A sprinkler head has developed a tiny weep. Not enough to trigger a full discharge (thank every deity in the NOC pantheon), but enough to slowly turn our multi-million-dollar storage shelf into a very wet terrarium.
I grab a five-gallon bucket from the spill kit, balance it on top of a spare rack post, and position it under the drip like the world’s saddest chandelier.
Then I open what is now the most important ticket of the night:
P1 – Active roof leak over production storage. Mitigation in place: one (1) yellow bucket. Escalating to facilities + plumbing emergency contractor.
I add a photo of the bucket catching water like it’s collecting tips.
03:40 AM – The leak has slowed to a nervous tic instead of a steady drip. The bucket is maybe one-quarter full. I’ve nicknamed it “Lake Michigan Jr.”
04:22 AM – Facilities finally arrives with tarps, plastic sheeting, and the look of someone who has already accepted that sleep is no longer part of tonight’s storyline.
We seal the offending sprinkler head with plumber’s tape, plastic, and liberal amounts of hope. The roofer will be here at first light.
05:10 AM – Shift handoff.
I pass the incoming admin:
- One resurrected CRAH belt
- One recovered network pod
- One active-but-contained roof leak
- A bucket that now has its own incident number
He looks at the bucket, then at me.
“Kevin send a cousin?”
I shrug. “Maybe the raccoons unionized after all.”
He snorts. “Get out of here before something else explodes.”
I walk through the mantrap as the sky outside turns the color of bad coffee. Another night survived. No FM-200 dumped. No Tier-1 customer completely lost. No new wildlife ambassadors adopted.

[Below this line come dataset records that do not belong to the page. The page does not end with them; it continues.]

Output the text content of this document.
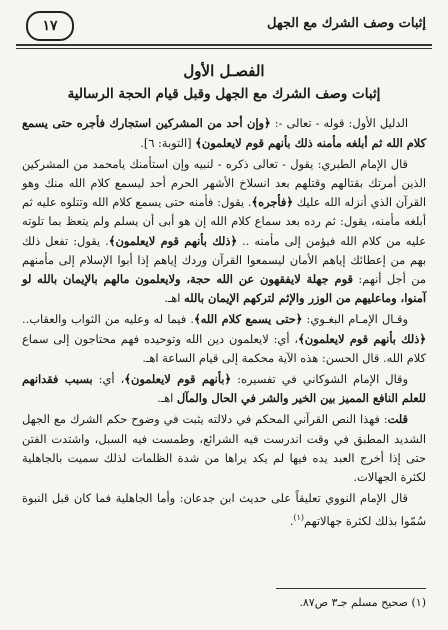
إثبات وصف الشرك مع الجهل
١٧
الفصـل الأول
إثبات وصف الشرك مع الجهل وقبل قيام الحجة الرسالية

الدليل الأول: قوله - تعالى -: ﴿وإن أحد من المشركين استجارك فأجره حتى يسمع كلام الله ثم أبلغه مأمنه ذلك بأنهم قوم لايعلمون﴾ [التوبة: ٦].

قال الإمام الطبري: يقول - تعالى ذكره - لنبيه وإن استأمنك يامحمد من المشركين الذين أمرتك بقتالهم وقتلهم بعد انسلاخ الأشهر الحرم أحد ليسمع كلام الله منك وهو القرآن الذي أنزله الله عليك ﴿فأجره﴾. يقول: فأمنه حتى يسمع كلام الله وتتلوه عليه ثم أبلغه مأمنه، يقول: ثم رده بعد سماع كلام الله إن هو أبى أن يسلم ولم يتعظ بما تلوته عليه من كلام الله فيؤمن إلى مأمنه .. ﴿ذلك بأنهم قوم لايعلمون﴾. يقول: تفعل ذلك بهم من إعطائك إياهم الأمان ليسمعوا القرآن وردك إياهم إذا أبوا الإسلام إلى مأمنهم من أجل أنهم: قوم جهلة لايفقهون عن الله حجة، ولايعلمون مالهم بالإيمان بالله لو آمنوا، وماعليهم من الوزر والإثم لتركهم الإيمان بالله اهـ.

وقـال الإمـام البغـوي: ﴿حتى يسمع كلام الله﴾. فيما له وعليه من الثواب والعقاب.. ﴿ذلك بأنهم قوم لايعلمون﴾، أي: لايعلمون دين الله وتوحيده فهم محتاجون إلى سماع كلام الله. قال الحسن: هذه الآية محكمة إلى قيام الساعة اهـ.

وقال الإمام الشوكاني في تفسيره: ﴿بأنهم قوم لايعلمون﴾، أي: بسبب فقدانهم للعلم النافع المميز بين الخير والشر في الحال والمآل اهـ.

قلت: فهذا النص القرآني المحكم في دلالته يثبت في وضوح حكم الشرك مع الجهل الشديد المطبق في وقت اندرست فيه الشرائع، وطمست فيه السبل، واشتدت الفتن حتى إذا أخرج العبد يده فيها لم يكد يراها من شدة الظلمات لذلك سميت بالجاهلية لكثرة الجهالات.

قال الإمام النووي تعليقاً على حديث ابن جدعان: وأما الجاهلية فما كان قبل النبوة سُمّوا بذلك لكثرة جهالاتهم$^{(١)}$.

(١) صحيح مسلم جـ٣ ص٨٧.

I start the car and mutter to the dashboard:
“You beautiful, cursed concrete box. See you in twelve hours.”
Then I drive toward sunrise, already mentally writing tomorrow’s incident report titled:
“How We Saved the Internet with Duct Tape, Rage, and a Five-Gallon Bucket”
Because that’s just Tuesday around here.
(Or Wednesday. Or 3 a.m. Thursday. Time is fake in the datacenter.)